Il est évident que ce départ de Paris, séparément et non ensemble, fut ainsi arrangé grâce à l’aversion de Chopin pour tout ce qui semblait une infraction aux convenances, une négligence des apparences, un laisser aller moral[2].

Ce ne furent que ses amis les plus intimes — Grzymala, Fontana et Matuszinski — qui surent où il allait. Il désirait qu’on parlât de lui le moins possible à ses autres amis et connaissances. Ce n’est pas une fois, mais plusieurs fois, qu’il exprima ce désir ; il envoyait ses lettres à ses parents et à ses éditeurs par l’intermédiaire de Fontana, et c’est par lui qu’il recevait leurs réponses ; il est certain qu’il voulait cacher le plus possible son adresse exacte[3]. Enfin le départ pour Majorque fut aussi mystérieux que le départ pour Venise en 1834 avait été ostensible et quasi public.

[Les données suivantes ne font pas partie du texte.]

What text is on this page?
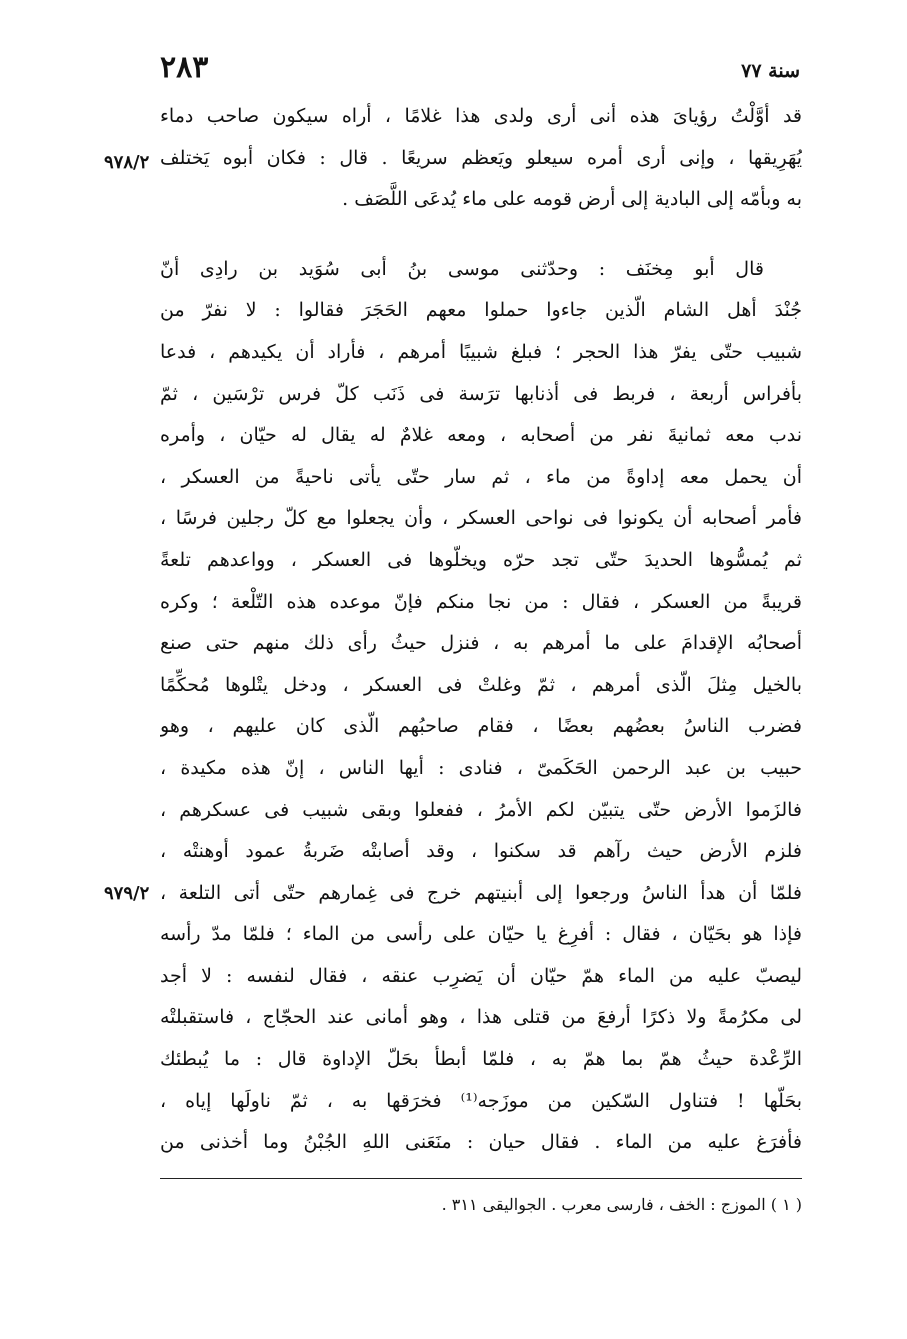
سنة ٧٧
٢٨٣
٩٧٨/٢
٩٧٩/٢
قد أوَّلْتُ رؤياىَ هذه أنى أرى ولدى هذا غلامًا ، أراه سيكون صاحب دماء
يُهَرِيقها ، وإنى أرى أمره سيعلو ويَعظم سريعًا . قال : فكان أبوه يَختلف
به وبأمّه إلى البادية إلى أرض قومه على ماء يُدعَى اللَّصَف .
قال أبو مِخنَف : وحدّثنى موسى بنُ أبى سُوَيد بن رادِى أنّ
جُنْدَ أهل الشام الّذين جاءوا حملوا معهم الحَجَرَ فقالوا : لا نفرّ من
شبيب حتّى يفرّ هذا الحجر ؛ فبلغ شبيبًا أمرهم ، فأراد أن يكيدهم ، فدعا
بأفراس أربعة ، فربط فى أذنابها ترَسة فى ذَنَب كلّ فرس ترْسَين ، ثمّ
ندب معه ثمانيةَ نفر من أصحابه ، ومعه غلامٌ له يقال له حيّان ، وأمره
أن يحمل معه إداوةً من ماء ، ثم سار حتّى يأتى ناحيةً من العسكر ،
فأمر أصحابه أن يكونوا فى نواحى العسكر ، وأن يجعلوا مع كلّ رجلين فرسًا ،
ثم يُمسُّوها الحديدَ حتّى تجد حرّه ويخلّوها فى العسكر ، وواعدهم تلعةً
قريبةً من العسكر ، فقال : من نجا منكم فإنّ موعده هذه التّلْعة ؛ وكره
أصحابُه الإقدامَ على ما أمرهم به ، فنزل حيثُ رأى ذلك منهم حتى صنع
بالخيل مِثلَ الّذى أمرهم ، ثمّ وغلتْ فى العسكر ، ودخل يتْلوها مُحكِّمًا
فضرب الناسُ بعضُهم بعضًا ، فقام صاحبُهم الّذى كان عليهم ، وهو
حبيب بن عبد الرحمن الحَكَمىّ ، فنادى : أيها الناس ، إنّ هذه مكيدة ،
فالزَموا الأرض حتّى يتبيّن لكم الأمرُ ، ففعلوا وبقى شبيب فى عسكرهم ،
فلزم الأرض حيث رآهم قد سكنوا ، وقد أصابتْه ضَربةُ عمود أوهنتْه ،
فلمّا أن هدأ الناسُ ورجعوا إلى أبنيتهم خرج فى غِمارهم حتّى أتى التلعة ،
فإذا هو بحَيّان ، فقال : أفرِغ يا حيّان على رأسى من الماء ؛ فلمّا مدّ رأسه
ليصبّ عليه من الماء همّ حيّان أن يَضرِب عنقه ، فقال لنفسه : لا أجد
لى مكرُمةً ولا ذكرًا أرفعَ من قتلى هذا ، وهو أمانى عند الحجّاج ، فاستقبلتْه
الرِّعْدة حيثُ همّ بما همّ به ، فلمّا أبطأ بحَلّ الإداوة قال : ما يُبطئك
بحَلّها ! فتناول السّكين من موزَجه⁽¹⁾ فخرَقها به ، ثمّ ناولَها إياه ،
فأفرَغ عليه من الماء . فقال حيان : منَعَنى اللهِ الجُبْنُ وما أخذنى من
( ١ ) الموزج : الخف ، فارسى معرب . الجواليقى ٣١١ .
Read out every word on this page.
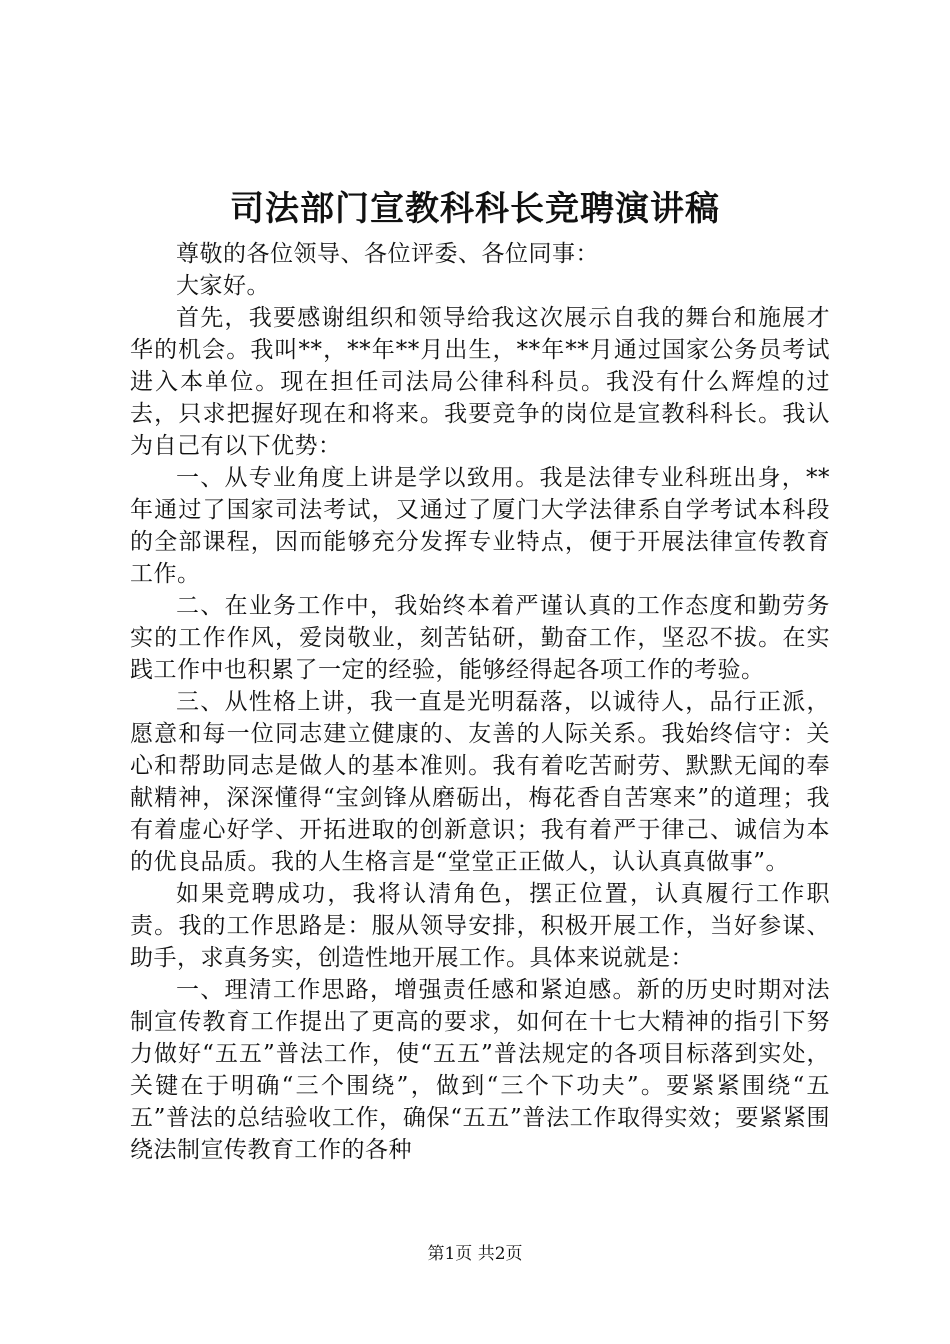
司法部门宣教科科长竞聘演讲稿

尊敬的各位领导、各位评委、各位同事：

大家好。

首先，我要感谢组织和领导给我这次展示自我的舞台和施展才华的机会。我叫**，**年**月出生，**年**月通过国家公务员考试进入本单位。现在担任司法局公律科科员。我没有什么辉煌的过去，只求把握好现在和将来。我要竞争的岗位是宣教科科长。我认为自己有以下优势：

一、从专业角度上讲是学以致用。我是法律专业科班出身，**年通过了国家司法考试，又通过了厦门大学法律系自学考试本科段的全部课程，因而能够充分发挥专业特点，便于开展法律宣传教育工作。

二、在业务工作中，我始终本着严谨认真的工作态度和勤劳务实的工作作风，爱岗敬业，刻苦钻研，勤奋工作，坚忍不拔。在实践工作中也积累了一定的经验，能够经得起各项工作的考验。

三、从性格上讲，我一直是光明磊落，以诚待人，品行正派，愿意和每一位同志建立健康的、友善的人际关系。我始终信守：关心和帮助同志是做人的基本准则。我有着吃苦耐劳、默默无闻的奉献精神，深深懂得“宝剑锋从磨砺出，梅花香自苦寒来”的道理；我有着虚心好学、开拓进取的创新意识；我有着严于律己、诚信为本的优良品质。我的人生格言是“堂堂正正做人，认认真真做事”。

如果竞聘成功，我将认清角色，摆正位置，认真履行工作职责。我的工作思路是：服从领导安排，积极开展工作，当好参谋、助手，求真务实，创造性地开展工作。具体来说就是：

一、理清工作思路，增强责任感和紧迫感。新的历史时期对法制宣传教育工作提出了更高的要求，如何在十七大精神的指引下努力做好“五五”普法工作，使“五五”普法规定的各项目标落到实处，关键在于明确“三个围绕”，做到“三个下功夫”。要紧紧围绕“五五”普法的总结验收工作，确保“五五”普法工作取得实效；要紧紧围绕法制宣传教育工作的各种

第1页 共2页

De Perpignan, Mme Sand adressa à Mme Marliani la lettre suivante :


Perpignan, novembre 1838.
Chère bonne,

Je quitte la France dans deux heures. Je vous écris du bord de la mer la plus bleue, la plus pure, la plus unie, on dirait d’une mer de Grèce ou d’un lac de Suisse par le plus beau jour. Nous nous portons bien tous.

Chopin est arrivé hier à Perpignan, frais comme une rose et rose comme un navet ; bien portant d’ailleurs, ayant supporté héroïquement ses quatre nuits de malle-poste. Quant à nous, nous avons voyagé

  1. Histoire de ma vie, t. IV, p. 436.
  2. C’est ainsi, par exemple, au dire de Niecks, que Chopin contribua avec intention à répandre la fausse nouvelle de son départ pour une cure d’eau en Bohême, afin de cacher son premier voyage à Nohant. (Cf. Fr. Niecks, Chopin, t. Ier, p. 325.)
  3. Cf. Niecks, Chopin, t. II, p. 22, 23, 26.